芥川龍之介 高校時代からの親友山本喜誉司あての手紙
山本喜誉司あて
・・・僕は酔つてゐる一方においては絶えず醒めてもゐる。僕は囚われてゐる一方に於ては、常に解放せられてゐる。生慾と性慾との要求を同時に一刻も空虚を感じないことはない。まるで反対なものがいつも同時に反対の方向に動こうとしてゐる。僕は自ら聡明だと信ずる、唯其聡明は呪ふべき聡明である。僕は聡明を求めて聡明のために苦でゐるのだ。其相搏つてゐる大きな二つの力の何れかゞ無くなつてくれゝばいゝ。さうしなければいつも不安である。かうまでも思弱まるほど意気地の無い人間なんだもの。君は嗤ふかもしれないけれども嗤はれてもいゝ。しみじみかう考へこむのだから。
いつまでたつても僕はひとりのやうな気がする。淋しい巡礼のやうな、悲しさが胸にわくよ。唯同じやうな(多少なりとも)感情を持つてゐる君が頼みになるばかりなのだもの。
君がゐなくなつたら僕はどうしていゝかわからないのだもの、いつか君にわかれる日がくるンじゃないかと思ふと、わけもなくつまらなく感じられる、見はなされるやうな気さへするよ君。
何をやつても同じ事だ、結局は同じ運命がくるのだし、誰でも同じ運命にあふのだから。
しみじみ何のために生きてゐるのかわからない。神も僕にはだんだんとうすくなる。種の為の生存、子孫をつくる為の生存、それが真理かもしれないとさへ思はれる。外面の生活の欠陥を補つてゆく歓楽は此苦しさをわすれさせるかもしれない、けれども空虚な感じはどうしたつて失せなからう。種の為の生存の、かなしいひゞきがつたはるぢやアないか。
究極する所は死乎、けれども僕にはどうもまだどうにかなりさうな気がする、死なずともすみさうな気がする。卑怯だ、未練があるのだ、僕は死ねない理由もなく死ねない、家族の係累といふ錘はさらにこの卑怯をつよくする。何度日記に「死」といふ字をかいて見たかもしれないのに。
さういへば其日記も此頃やめてしまつた、過去何年の日記は、皆嘘ばかりかいてある。

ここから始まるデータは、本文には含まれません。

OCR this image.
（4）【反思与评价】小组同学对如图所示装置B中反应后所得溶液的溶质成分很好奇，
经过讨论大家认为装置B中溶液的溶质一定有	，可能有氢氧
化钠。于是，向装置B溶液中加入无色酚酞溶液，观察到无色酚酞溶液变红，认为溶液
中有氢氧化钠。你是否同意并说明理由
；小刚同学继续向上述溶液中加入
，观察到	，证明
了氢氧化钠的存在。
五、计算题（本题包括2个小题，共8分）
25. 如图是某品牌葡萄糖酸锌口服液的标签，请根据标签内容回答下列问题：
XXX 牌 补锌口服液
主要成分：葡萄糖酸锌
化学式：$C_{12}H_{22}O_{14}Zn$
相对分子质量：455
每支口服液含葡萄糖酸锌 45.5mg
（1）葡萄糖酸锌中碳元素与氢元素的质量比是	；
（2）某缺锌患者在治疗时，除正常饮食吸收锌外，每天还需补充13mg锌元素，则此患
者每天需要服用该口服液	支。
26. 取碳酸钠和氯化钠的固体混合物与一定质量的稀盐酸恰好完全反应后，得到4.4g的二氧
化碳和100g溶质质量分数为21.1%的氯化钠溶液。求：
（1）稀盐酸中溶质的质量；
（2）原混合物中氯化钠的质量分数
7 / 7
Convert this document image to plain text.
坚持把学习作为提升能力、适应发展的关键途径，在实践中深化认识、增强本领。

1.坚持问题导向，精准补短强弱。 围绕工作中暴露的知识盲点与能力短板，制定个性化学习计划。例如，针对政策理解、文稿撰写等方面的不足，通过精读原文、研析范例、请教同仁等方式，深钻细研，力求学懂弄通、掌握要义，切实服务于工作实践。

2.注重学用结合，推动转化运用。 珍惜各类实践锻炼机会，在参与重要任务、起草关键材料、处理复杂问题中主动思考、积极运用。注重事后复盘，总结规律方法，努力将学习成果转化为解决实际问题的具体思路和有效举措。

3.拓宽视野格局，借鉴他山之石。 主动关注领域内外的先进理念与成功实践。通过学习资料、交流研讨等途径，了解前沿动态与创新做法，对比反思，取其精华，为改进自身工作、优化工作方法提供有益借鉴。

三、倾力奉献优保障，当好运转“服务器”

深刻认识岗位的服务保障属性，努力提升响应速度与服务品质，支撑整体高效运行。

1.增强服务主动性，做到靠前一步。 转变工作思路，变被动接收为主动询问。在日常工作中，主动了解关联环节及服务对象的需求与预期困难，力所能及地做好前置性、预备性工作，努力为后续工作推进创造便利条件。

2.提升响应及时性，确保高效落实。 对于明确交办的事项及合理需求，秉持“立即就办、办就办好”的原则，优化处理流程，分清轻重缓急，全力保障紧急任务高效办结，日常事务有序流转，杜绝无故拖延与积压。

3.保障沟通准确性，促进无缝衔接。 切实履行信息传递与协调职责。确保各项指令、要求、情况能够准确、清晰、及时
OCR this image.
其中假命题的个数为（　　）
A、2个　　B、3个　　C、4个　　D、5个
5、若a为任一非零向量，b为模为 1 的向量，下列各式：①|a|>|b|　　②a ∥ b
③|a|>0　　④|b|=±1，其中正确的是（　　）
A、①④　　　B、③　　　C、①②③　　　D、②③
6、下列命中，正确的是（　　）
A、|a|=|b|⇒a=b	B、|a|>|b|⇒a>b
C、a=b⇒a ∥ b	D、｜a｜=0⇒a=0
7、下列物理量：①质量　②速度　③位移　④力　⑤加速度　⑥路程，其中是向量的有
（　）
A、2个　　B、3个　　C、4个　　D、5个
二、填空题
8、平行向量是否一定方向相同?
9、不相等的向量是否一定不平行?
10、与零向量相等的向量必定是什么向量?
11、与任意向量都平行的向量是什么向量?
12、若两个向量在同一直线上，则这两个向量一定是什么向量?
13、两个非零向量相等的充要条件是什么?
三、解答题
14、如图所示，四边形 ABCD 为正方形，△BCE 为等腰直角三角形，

唯あとで読んで面白い為なら、何も日記をつける必要はない、何故あんな愚にもつかない事を誇張して日記なんていつたろう。どうしていゝかわからない。唯苦笑して生きてゆくばかりだ、さうしたらいつか年をとつて死んでしまふだらう。死なないまでも今の思想とはまるでかはつた思想を抱くだらう、どうせ「忘却」のかなしみはいつか僕を掩ふんだらう。
気狂ひじみた事を長くかいた。けれども実際こんな考が起こつてとめどがない。よみかへすと君に見せるのが嫌になるかもしれないからかきはなしで君の所へあげる。誤字や脱字はよろしく御判読を願ふ。
切に試験をうまくやるのをいのる。